Taiwan-Konflikt: Taiwan will Verteidigungsausgaben stark erhöhen
Taipeh. Taiwan will seine Verteidigungsausgaben angesichts der wachsenden Bedrohung durch China massiv aufstocken. Präsident Lai Ching-te kündigte am Mittwoch in Taipeh ein zusätzliches Budget in Höhe von umgerechnet knapp 35 Milliarden Euro an. Damit solle die Entschlossenheit zur Selbstverteidigung unterstrichen werden. China, das die demokratisch regierte Insel als eigenes Territorium betrachtet, hat den militärischen und politischen Druck in den vergangenen fünf Jahren stetig erhöht.
„Bei der nationalen Sicherheit gibt es keinen Raum für Kompromisse“, sagte Lai auf einer Pressekonferenz. Die Geschichte habe bewiesen, dass so etwas angesichts von Aggressionen nichts als „Versklavung“ bringe. Das Sonderbudget soll von 2026 bis 2033 laufen.
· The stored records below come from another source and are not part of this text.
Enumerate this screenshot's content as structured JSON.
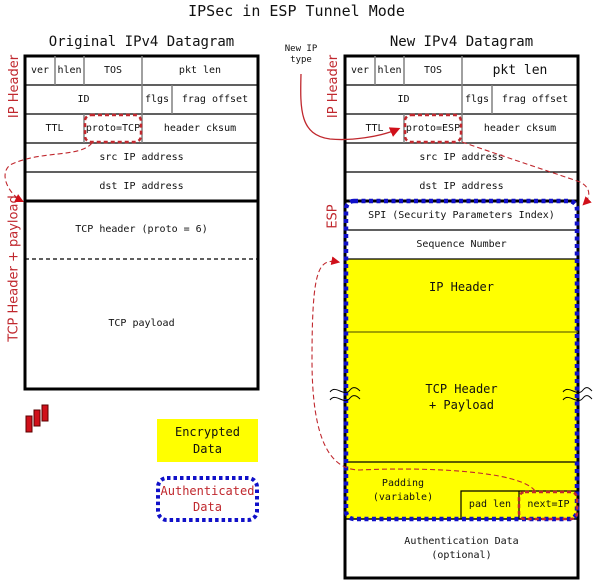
{
  "title": "IPSec in ESP Tunnel Mode",
  "colors": {
    "red_label": "#c0282e",
    "encrypted_fill": "#ffff00",
    "auth_border": "#1010c8",
    "frame": "#000000",
    "inner_line": "#808080"
  },
  "original": {
    "heading": "Original IPv4 Datagram",
    "side_labels": {
      "ip_header": "IP Header",
      "tcp": "TCP Header + payload"
    },
    "row1": {
      "ver": "ver",
      "hlen": "hlen",
      "tos": "TOS",
      "pkt_len": "pkt len"
    },
    "row2": {
      "id": "ID",
      "flgs": "flgs",
      "frag": "frag offset"
    },
    "row3": {
      "ttl": "TTL",
      "proto": "proto=TCP",
      "cksum": "header cksum"
    },
    "src": "src IP address",
    "dst": "dst IP address",
    "tcp_header": "TCP header (proto = 6)",
    "tcp_payload": "TCP payload"
  },
  "new": {
    "heading": "New IPv4 Datagram",
    "annotation": "New IP type",
    "side_labels": {
      "ip_header": "IP Header",
      "esp": "ESP"
    },
    "row1": {
      "ver": "ver",
      "hlen": "hlen",
      "tos": "TOS",
      "pkt_len": "pkt len"
    },
    "row2": {
      "id": "ID",
      "flgs": "flgs",
      "frag": "frag offset"
    },
    "row3": {
      "ttl": "TTL",
      "proto": "proto=ESP",
      "cksum": "header cksum"
    },
    "src": "src IP address",
    "dst": "dst IP address",
    "spi": "SPI (Security Parameters Index)",
    "seq": "Sequence Number",
    "inner_ip": "IP Header",
    "inner_tcp_1": "TCP Header",
    "inner_tcp_2": "+ Payload",
    "padding_1": "Padding",
    "padding_2": "(variable)",
    "pad_len": "pad len",
    "next": "next=IP",
    "auth_1": "Authentication Data",
    "auth_2": "(optional)"
  },
  "legend": {
    "encrypted_1": "Encrypted",
    "encrypted_2": "Data",
    "authenticated_1": "Authenticated",
    "authenticated_2": "Data"
  }
}
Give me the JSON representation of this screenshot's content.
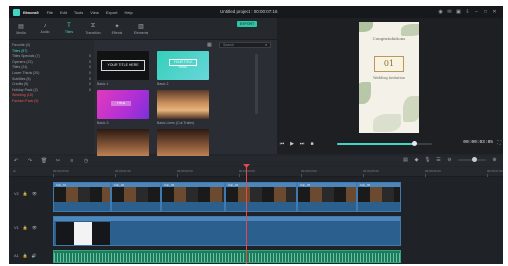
{
  "titlebar": {
    "app_name": "filmora9",
    "menu": [
      "File",
      "Edit",
      "Tools",
      "View",
      "Export",
      "Help"
    ],
    "doc_title": "Untitled project : 00:00:07:16"
  },
  "media": {
    "tabs": [
      {
        "label": "Media",
        "icon": "folder-icon"
      },
      {
        "label": "Audio",
        "icon": "music-icon"
      },
      {
        "label": "Titles",
        "icon": "text-icon"
      },
      {
        "label": "Transition",
        "icon": "transition-icon"
      },
      {
        "label": "Effects",
        "icon": "effects-icon"
      },
      {
        "label": "Elements",
        "icon": "elements-icon"
      }
    ],
    "export_label": "EXPORT",
    "search_placeholder": "Search",
    "tree": [
      {
        "label": "Favorite (0)",
        "count": ""
      },
      {
        "label": "Titles (87)",
        "count": ""
      },
      {
        "label": "Titles Specials (7)",
        "count": "0"
      },
      {
        "label": "Openers (22)",
        "count": "0"
      },
      {
        "label": "Titles (24)",
        "count": "0"
      },
      {
        "label": "Lower Thirds (20)",
        "count": "0"
      },
      {
        "label": "Subtitles (5)",
        "count": "0"
      },
      {
        "label": "Credits (5)",
        "count": "0"
      },
      {
        "label": "Holiday Pack (2)",
        "count": "0"
      },
      {
        "label": "Wedding (15)",
        "count": ""
      },
      {
        "label": "Fashion Pack (9)",
        "count": ""
      }
    ],
    "cards": [
      {
        "label": "Basic 1",
        "thumb_text": "YOUR TITLE HERE"
      },
      {
        "label": "Basic 2",
        "thumb_text": "YOUR TITLE HERE"
      },
      {
        "label": "Basic 3",
        "thumb_text": "TITLE"
      },
      {
        "label": "Basic Lines (Cut Trailer)",
        "thumb_text": ""
      },
      {
        "label": "Basic 5",
        "thumb_text": ""
      },
      {
        "label": "Basic 6",
        "thumb_text": ""
      }
    ]
  },
  "preview": {
    "card_top": "Congratulations",
    "card_badge": "01",
    "card_bottom": "Wedding Invitation",
    "timecode": "00:00:03:05",
    "progress": 0.82
  },
  "timeline": {
    "ruler": [
      "00:00:00:00",
      "00:00:01:00",
      "00:00:02:00",
      "00:00:03:00",
      "00:00:04:00",
      "00:00:05:00",
      "00:00:06:00",
      "00:00:07:00"
    ],
    "tracks": [
      "V2",
      "V1",
      "A1"
    ],
    "clip_labels": [
      "Clip_01",
      "Clip_02",
      "Clip_03",
      "Clip_04",
      "Clip_05",
      "Clip_06"
    ],
    "zoom": 0.6
  },
  "colors": {
    "accent": "#3fd6c3",
    "playhead": "#e44a4a",
    "video_clip": "#2b5f8e",
    "audio_clip": "#1f7a5c"
  }
}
Verteidigungsminister Wellington Koo zufolge sollen damit unter anderem Raketen, Drohnen und das neue Luftabwehrsystem „T-Dome“ finanziert werden. Letzteres soll einen Schutzschirm bilden, indem es bestehende Abwehrsysteme miteinander vernetzt - ähnlich dem israelischen „Iron Dome“. Lai hatte bereits im August das Ziel ausgegeben, die Verteidigungsausgaben bis 2030 auf fünf Prozent des Bruttoinlandsprodukts (BIP) zu steigern.
USA begrüßen den Schritt
Die USA, Taiwans wichtigster internationaler Unterstützer, begrüßten den Schritt. Deren diplomatischer Vertreter in Taipeh, Raymond Greene, erklärte, dies sei ein „wichtiger Schritt zur Aufrechterhaltung von Frieden und Stabilität in der Taiwanstraße durch die Stärkung der Abschreckung“. Die Regierung in China kritisierte die Pläne hingegen scharf. Ein Sprecher des chinesischen Büros für Taiwan-Angelegenheiten sagte, Taipeh verschwende Gelder, „um sich bei externen Mächten einzuschmeicheln“. „Dies wird Taiwan nur ins Unglück stürzen.“
Auch innenpolitisch ist das Vorhaben nicht unumstritten. Die größte Oppositionspartei Kuomintang (KMT) äußerte sich zurückhaltend. Die Vorsitzende Cheng Li-wun forderte Präsident Lai auf, „vom Rande des Abgrunds zurückzutreten“. Sie sagte jedoch nicht direkt, dass ihre Partei gegen das Budget stimmen werde. Das Parlament, in dem die Opposition die Mehrheit hat, muss den Ausgaben noch zustimmen. Lai betonte, die Beziehungen zu den USA seien „bombenfest“.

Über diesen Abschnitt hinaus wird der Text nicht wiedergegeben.